La sua stanza, nella quale non passava la notte da solo da ormai parecchie settimane, poteva attendere ancora un po’.
Da quando i rapporti tra lui e Venusia erano cambiati, con quella svolta che aveva ribaltato completamente le loro vite –  e alla quale si era arreso solo dopo una strenua battaglia contro sé stesso – Actarus aveva rivalutato un mucchio di cose e priorità.
Gli sfuggì un sorriso, al pensiero di cosa si fosse inventata, la sua battagliera ragazza, per costringerlo a ragionare sul suo comportamento… come lo aveva chiamato? Da capo comandone?
La punizione, lo sapeva, sarebbe durata poco: non più di una notte, almeno sperava.
Non aveva bisogno di meditare chissà cosa, aveva capito, e non sarebbe più incorso in quello stesso errore. Sì, lo avrebbero fatto: si sarebbero protetti a vicenda, tutti e quattro, come i moschettieri.
Tutti per uno, uno per tutti, ogni volta che fosse stato necessario; anche quando sarebbe stato rischioso, duro, pericoloso; anche se questo avesse significato perdere sé stesso, Alcor, sua sorella… o Venusia.
Se lo promise seriamente, senza ripensamenti, nel silenzio della notte calda.
E lo promise a lei.
Non l’avrebbe mai più fermata, né frustrata, rischiando di farla sentire sminuita, inutile o, peggio che mai, codarda.

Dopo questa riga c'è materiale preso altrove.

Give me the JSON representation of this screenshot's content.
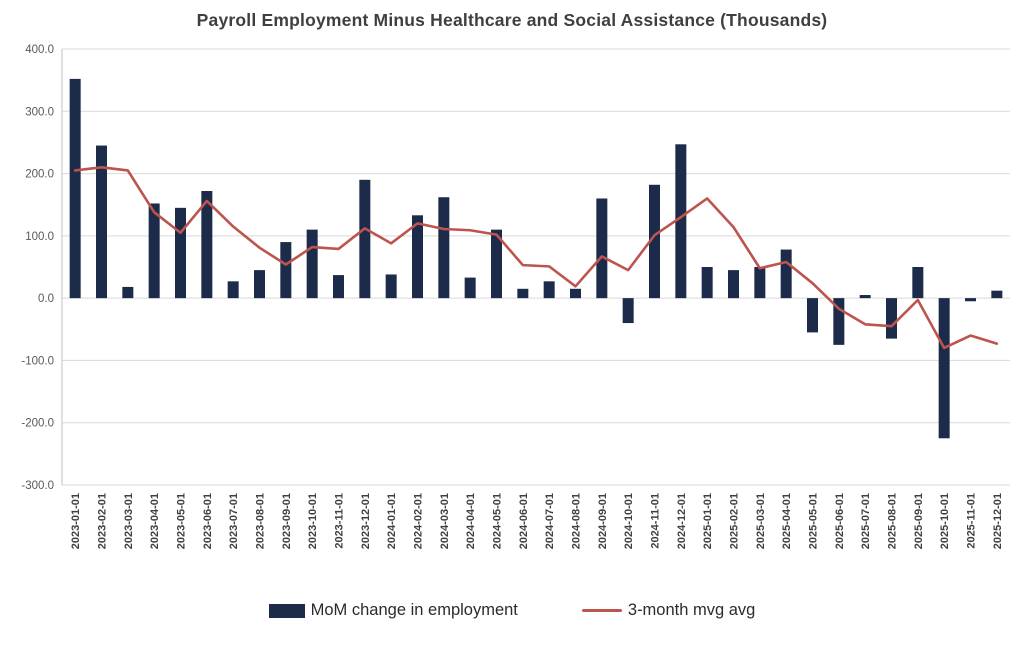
{
  "title": "Payroll Employment Minus Healthcare and Social Assistance (Thousands)",
  "legend": {
    "bar_label": "MoM change in employment",
    "line_label": "3-month mvg avg"
  },
  "colors": {
    "bar": "#1c2b4a",
    "line": "#bd544e",
    "grid": "#d9d9d9",
    "axis": "#bfbfbf",
    "tick_text": "#595959",
    "x_tick_text": "#404040",
    "title_text": "#3f3f3f"
  },
  "chart_data": {
    "type": "bar",
    "title": "Payroll Employment Minus Healthcare and Social Assistance (Thousands)",
    "xlabel": "",
    "ylabel": "",
    "ylim": [
      -300,
      400
    ],
    "y_ticks": [
      400,
      300,
      200,
      100,
      0,
      -100,
      -200,
      -300
    ],
    "grid": true,
    "legend_position": "bottom",
    "categories": [
      "2023-01-01",
      "2023-02-01",
      "2023-03-01",
      "2023-04-01",
      "2023-05-01",
      "2023-06-01",
      "2023-07-01",
      "2023-08-01",
      "2023-09-01",
      "2023-10-01",
      "2023-11-01",
      "2023-12-01",
      "2024-01-01",
      "2024-02-01",
      "2024-03-01",
      "2024-04-01",
      "2024-05-01",
      "2024-06-01",
      "2024-07-01",
      "2024-08-01",
      "2024-09-01",
      "2024-10-01",
      "2024-11-01",
      "2024-12-01",
      "2025-01-01",
      "2025-02-01",
      "2025-03-01",
      "2025-04-01",
      "2025-05-01",
      "2025-06-01",
      "2025-07-01",
      "2025-08-01",
      "2025-09-01",
      "2025-10-01",
      "2025-11-01",
      "2025-12-01"
    ],
    "series": [
      {
        "name": "MoM change in employment",
        "type": "bar",
        "values": [
          352,
          245,
          18,
          152,
          145,
          172,
          27,
          45,
          90,
          110,
          37,
          190,
          38,
          133,
          162,
          33,
          110,
          15,
          27,
          15,
          160,
          -40,
          182,
          247,
          50,
          45,
          50,
          78,
          -55,
          -75,
          5,
          -65,
          50,
          -225,
          -5,
          12
        ]
      },
      {
        "name": "3-month mvg avg",
        "type": "line",
        "values": [
          205,
          210,
          205,
          138,
          105,
          156,
          115,
          81,
          54,
          82,
          79,
          112,
          88,
          120,
          111,
          109,
          102,
          53,
          51,
          19,
          67,
          45,
          101,
          130,
          160,
          114,
          48,
          58,
          24,
          -17,
          -42,
          -45,
          -3,
          -80,
          -60,
          -73
        ]
      }
    ]
  }
}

Si toccò il braccio destro, accarezzando quella cicatrice che lo legava a doppio filo con la Nera Signora, con la quale giocava a rimpiattino, per un motivo o per l’altro, da tempo ormai immemorabile… Eppure, ora, non aveva più paura di Lei.

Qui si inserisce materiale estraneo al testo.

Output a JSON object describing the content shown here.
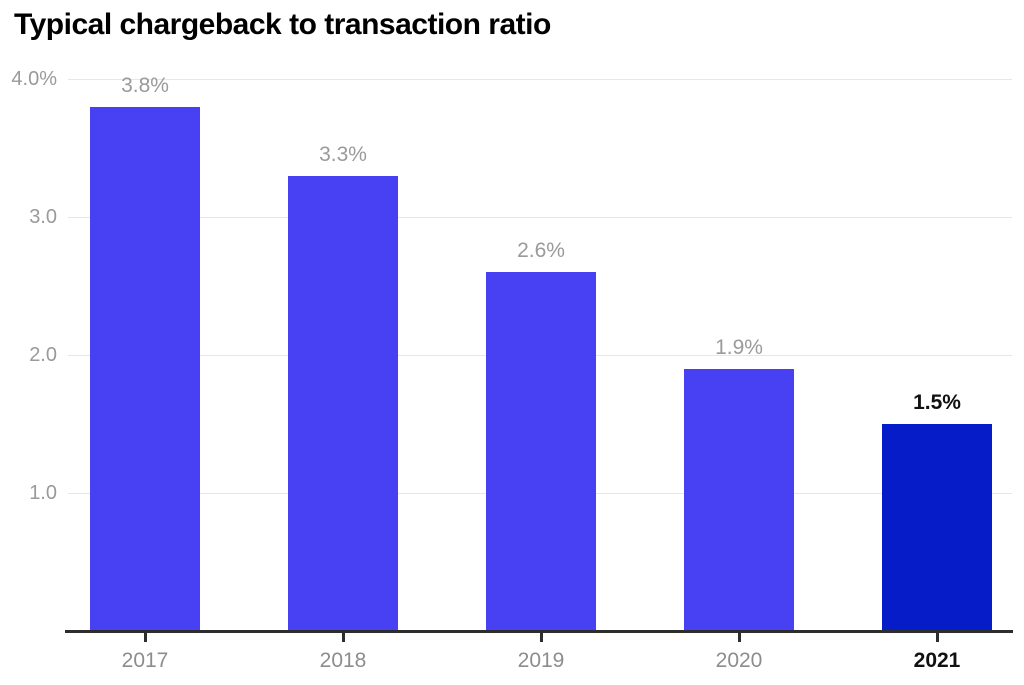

Con la sua semplicità e il suo sorriso, Venusia gli aveva ricordato, un giorno dopo l’altro, un passo alla volta, tutto ciò che credeva di aver dimenticato: gli aveva insegnato di nuovo a vedere, sentire, respirare… con lei aveva riscoperto la gioia di assaporare ogni più piccolo momento di felicità e spensieratezza.
Venusia gli aveva insegnato a vivere.
Vivere la Terra e la Natura.
Vivere la guerra e l’avventura.
Vivere l’amicizia… e l’Amore.
Vivere la vita… e anche la morte.
E comunque fosse andata a finire… ora sapeva che ne sarebbe, sempre, valsa la pena.